Studies have shown that 1 in 7 people (13.5%) in the Texas Panhandle and 1 in 6 children (18%) face food insecurity. Of these, 1 in 3 black neighbors (29%), 1 in 6 Hispanic neighbors and 1 in 13 white (non-Hispanic) neighbors (8%) face food insecurity.

Moore County is the most food secure, with 1 in 10 neighbors and 1 in 7 children facing food insecurity. On the other hand, Cottle County has the highest rate of food insecurity with 1 in 5 people and 1 in 4 children facing food insecurity.

“Overall, rural counties are more affected than metropolitan counties. In our service area, the High Plains Food Bank covers 29 counties, 27 of which are rural. Our overall rate of food insecurity is 1 in 7 people, including 1 in 6 children. This is a bit higher than the national average, so overall our neighbors are more likely to face food insecurities than others at the national level. What we’ve seen from research done by Feeding America is that while rural Americans are more likely to face food insecurity, there are also race and ethnicity disparities. Food insecurity is more likely to impact our black and Hispanic neighbors,” said Tina Brohlin, director of development for the High Plains Food Bank.

The estimated annual food budget shortfall is approximately $30,540,000 in our region alone, while 33.7% of those facing food insecurity exceed the income limit for Supplemental Nutrition Assistance Program benefits (SNAP).

The High Plains Food Bank offers several programs such as Kids Cafe, Direct Mobile Distribution, a Senior Adult Food Box Program (CSFP), Mobile Harvest product distribution, and nutrition education through The Garden at High Plains Food Bank. They can also direct individuals to programs and organizations that can help establish food security, improve self-sufficiency, and improve health. Along with this, HPFB can help people apply for SNAP, CHIP, and Medicaid.

“The High Plains Food Bank alone would not have the resources to undertake a study like this. Being a member of the National Feeding America Network allows us to have this information to help us understand the community we serve that is at risk of facing hunger, because the more knowledge we have, the better we can make good decisions with our limited resources. It also allows us to influence policies and practices that remove the challenges and barriers that arise between our neighbours. It allows us to inspire others to help our food insecure neighbors take action to make progress in improving local food insecurity,” Brohlin said.

The High Plains Food Bank, along with their partner agencies, are asking for volunteers to help keep their wheels turning.

“Right now, the best thing people can do is give their time, because we’re having a hard time finding enough volunteers.
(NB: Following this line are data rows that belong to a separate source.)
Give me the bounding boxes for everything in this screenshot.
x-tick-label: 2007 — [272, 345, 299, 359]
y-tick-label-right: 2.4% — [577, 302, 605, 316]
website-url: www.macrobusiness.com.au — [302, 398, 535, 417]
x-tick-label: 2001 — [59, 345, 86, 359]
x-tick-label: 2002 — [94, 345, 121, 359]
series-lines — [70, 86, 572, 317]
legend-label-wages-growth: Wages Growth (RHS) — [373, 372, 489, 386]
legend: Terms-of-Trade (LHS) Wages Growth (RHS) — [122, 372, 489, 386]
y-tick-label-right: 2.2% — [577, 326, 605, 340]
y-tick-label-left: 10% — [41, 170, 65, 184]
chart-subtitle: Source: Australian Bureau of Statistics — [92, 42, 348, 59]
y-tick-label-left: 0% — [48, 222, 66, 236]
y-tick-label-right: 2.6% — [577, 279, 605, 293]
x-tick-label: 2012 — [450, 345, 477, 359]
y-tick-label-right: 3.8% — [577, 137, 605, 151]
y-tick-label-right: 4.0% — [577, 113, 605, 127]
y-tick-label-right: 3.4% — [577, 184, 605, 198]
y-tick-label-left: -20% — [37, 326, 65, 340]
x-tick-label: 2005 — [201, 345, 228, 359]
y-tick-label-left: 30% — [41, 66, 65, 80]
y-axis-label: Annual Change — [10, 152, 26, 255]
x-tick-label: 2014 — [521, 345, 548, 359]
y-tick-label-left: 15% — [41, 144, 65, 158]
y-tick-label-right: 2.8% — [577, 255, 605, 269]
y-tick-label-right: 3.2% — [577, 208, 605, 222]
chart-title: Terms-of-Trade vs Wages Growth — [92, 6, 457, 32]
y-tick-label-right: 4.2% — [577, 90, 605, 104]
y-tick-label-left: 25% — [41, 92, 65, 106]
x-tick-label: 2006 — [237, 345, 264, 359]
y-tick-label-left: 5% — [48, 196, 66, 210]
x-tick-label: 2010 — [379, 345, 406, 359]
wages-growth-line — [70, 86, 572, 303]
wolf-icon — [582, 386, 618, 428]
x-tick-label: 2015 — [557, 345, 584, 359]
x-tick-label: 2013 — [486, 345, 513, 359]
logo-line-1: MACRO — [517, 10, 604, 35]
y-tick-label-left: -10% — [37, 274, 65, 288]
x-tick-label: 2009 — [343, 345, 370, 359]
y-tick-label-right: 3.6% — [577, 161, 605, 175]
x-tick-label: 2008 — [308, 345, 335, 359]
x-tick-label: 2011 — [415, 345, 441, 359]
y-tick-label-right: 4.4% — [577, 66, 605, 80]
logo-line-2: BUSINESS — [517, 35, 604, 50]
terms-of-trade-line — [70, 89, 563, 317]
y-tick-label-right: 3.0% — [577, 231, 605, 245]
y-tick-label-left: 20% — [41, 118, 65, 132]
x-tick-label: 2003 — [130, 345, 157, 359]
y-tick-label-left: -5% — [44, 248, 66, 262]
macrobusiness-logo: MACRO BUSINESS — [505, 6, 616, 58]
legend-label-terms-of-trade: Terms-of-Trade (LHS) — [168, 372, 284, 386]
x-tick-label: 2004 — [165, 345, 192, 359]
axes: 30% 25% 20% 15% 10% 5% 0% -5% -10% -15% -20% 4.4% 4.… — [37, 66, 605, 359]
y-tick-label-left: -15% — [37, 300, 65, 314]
If school groups or church groups can come out and volunteer at the local food bank or food pantries, not only would that help us, but it would help with this food insecurity,” Brohlin said.

To volunteer at the High Plains Food Bank, visit https://www.hpfb.org/get-involved/ways-to-give/volunteer/

Feeding America has an interactive map to view food insecurity rates in the United States and Texas online at https://map.feedingamerica.org/county/2020/overall/texas

According to data from Feeding America, for example, some of the Potter County figures include a food insecurity rate of 16.1%, with a food insecure population of 19,010. The average cost of meals is $2.96 and data indicates that the additional money needed to meet food needs would be over $9 million. Additionally, 76% live below the SNAP poverty line of 165%. In Randall County, the food insecurity rate is 11.9%, with a food insecure population of 16,120. The average meal cost is $3.39, with nearly $8.8 million in additional funds needed to meet food needs. And, 49% are below the SNAP poverty line of 165%.